Study leader Struan F.A. Grant, PhD, holder of the Daniel B. Burke Chair for Diabetes Research at The Children’s Hospital of Philadelphia, has long investigated the genetics of diabetes and obesity. In the current study, he focused on the Forkhead Box A transcription factor, referred to as FOXA2, which was already known to act in the liver in affecting glucose levels. Dr. Grant and colleagues started with the hypothesis that FOXA2 regulated molecular pathways that are important in endocrine biology.

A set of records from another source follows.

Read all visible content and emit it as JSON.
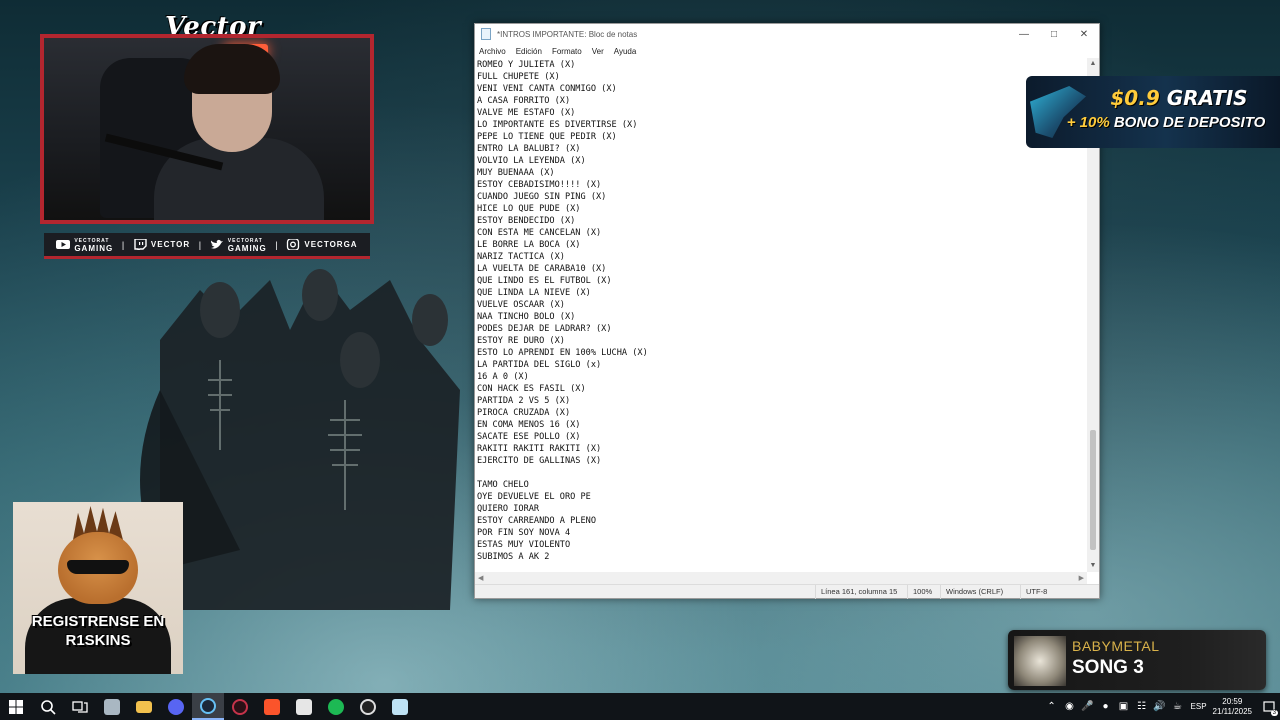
{
  "overlay": {
    "brand": "Vector",
    "socials": [
      {
        "icon": "youtube-icon",
        "small": "VECTORAT",
        "label": "GAMING"
      },
      {
        "icon": "twitch-icon",
        "small": "",
        "label": "VECTOR"
      },
      {
        "icon": "twitter-icon",
        "small": "VECTORAT",
        "label": "GAMING"
      },
      {
        "icon": "instagram-icon",
        "small": "",
        "label": "VECTORGA"
      }
    ],
    "ad": {
      "amount": "$0.9",
      "free": "GRATIS",
      "bonus_pct": "+ 10%",
      "bonus_text": "BONO DE DEPOSITO"
    },
    "cat_text_line1": "REGISTRENSE EN",
    "cat_text_line2": "R1SKINS",
    "now_playing": {
      "artist": "BABYMETAL",
      "song": "SONG 3"
    }
  },
  "notepad": {
    "title": "*INTROS IMPORTANTE: Bloc de notas",
    "menu": [
      "Archivo",
      "Edición",
      "Formato",
      "Ver",
      "Ayuda"
    ],
    "lines": [
      "ROMEO Y JULIETA (X)",
      "FULL CHUPETE (X)",
      "VENI VENI CANTA CONMIGO (X)",
      "A CASA FORRITO (X)",
      "VALVE ME ESTAFO (X)",
      "LO IMPORTANTE ES DIVERTIRSE (X)",
      "PEPE LO TIENE QUE PEDIR (X)",
      "ENTRO LA BALUBI? (X)",
      "VOLVIO LA LEYENDA (X)",
      "MUY BUENAAA (X)",
      "ESTOY CEBADISIMO!!!! (X)",
      "CUANDO JUEGO SIN PING (X)",
      "HICE LO QUE PUDE (X)",
      "ESTOY BENDECIDO (X)",
      "CON ESTA ME CANCELAN (X)",
      "LE BORRE LA BOCA (X)",
      "NARIZ TACTICA (X)",
      "LA VUELTA DE CARABA10 (X)",
      "QUE LINDO ES EL FUTBOL (X)",
      "QUE LINDA LA NIEVE (X)",
      "VUELVE OSCAAR (X)",
      "NAA TINCHO BOLO (X)",
      "PODES DEJAR DE LADRAR? (X)",
      "ESTOY RE DURO (X)",
      "ESTO LO APRENDI EN 100% LUCHA (X)",
      "LA PARTIDA DEL SIGLO (x)",
      "16 A 0 (X)",
      "CON HACK ES FASIL (X)",
      "PARTIDA 2 VS 5 (X)",
      "PIROCA CRUZADA (X)",
      "EN COMA MENOS 16 (X)",
      "SACATE ESE POLLO (X)",
      "RAKITI RAKITI RAKITI (X)",
      "EJERCITO DE GALLINAS (X)",
      "",
      "TAMO CHELO",
      "OYE DEVUELVE EL ORO PE",
      "QUIERO IORAR",
      "ESTOY CARREANDO A PLENO",
      "POR FIN SOY NOVA 4",
      "ESTAS MUY VIOLENTO",
      "SUBIMOS A AK 2"
    ],
    "status": {
      "position": "Línea 161, columna 15",
      "zoom": "100%",
      "eol": "Windows (CRLF)",
      "encoding": "UTF-8"
    }
  },
  "taskbar": {
    "apps": [
      "start-icon",
      "search-icon",
      "task-view-icon",
      "file-explorer-icon",
      "folder-icon",
      "discord-icon",
      "steam-icon",
      "record-icon",
      "brave-icon",
      "game-launcher-icon",
      "spotify-icon",
      "obs-icon",
      "notepad-icon"
    ],
    "language": "ESP",
    "time": "20:59",
    "date": "21/11/2025",
    "notifications": "3"
  }
}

As they performed their analyses, the researchers found that FOXA2 proteins acted on sites in the genome that contained genes affecting endocrine-related traits such as glycemic levels, although not type 2 diabetes. They also found strong genome occupancy patterns associated with cardiovascular traits such as lipid levels, as well as with neuropsychiatric traits and cancer.

“FOXA2 appears to function as a master regulator for over a hundred other transcription factors, so it may play an outsized role in human health and disease,” Dr. Grant said.

This computational analysis leveraged data from a team led by co-author Klaus H. Kaestner, PhD, of the Perelman School of Medicine at the University of Pennsylvania, and used two important tools of next-generation genomic analysis: chromatin immunoprecipitation and massively parallel sequencing, together abbreviated as ChIP-seq. ChIP-seq isolates the pieces of DNA that are bound by proteins such as transcription factors.

Researchers then pass those fragments through automated sequencing machines to pinpoint and inventory the regions of the genome that specific transcription factors occupy. This knowledge allows investigators to better understand how transcription factors may activate or repress genes along important biological networks, and further study of those pathways may point the way to various novel therapies.

Grant and colleagues published their study in the The Journal of Clinical Endocrinology & Metabolism.

Study funding came from the National Institutes of Health and the Ethel Brown Foerderer Fund for Excellence from CHOP.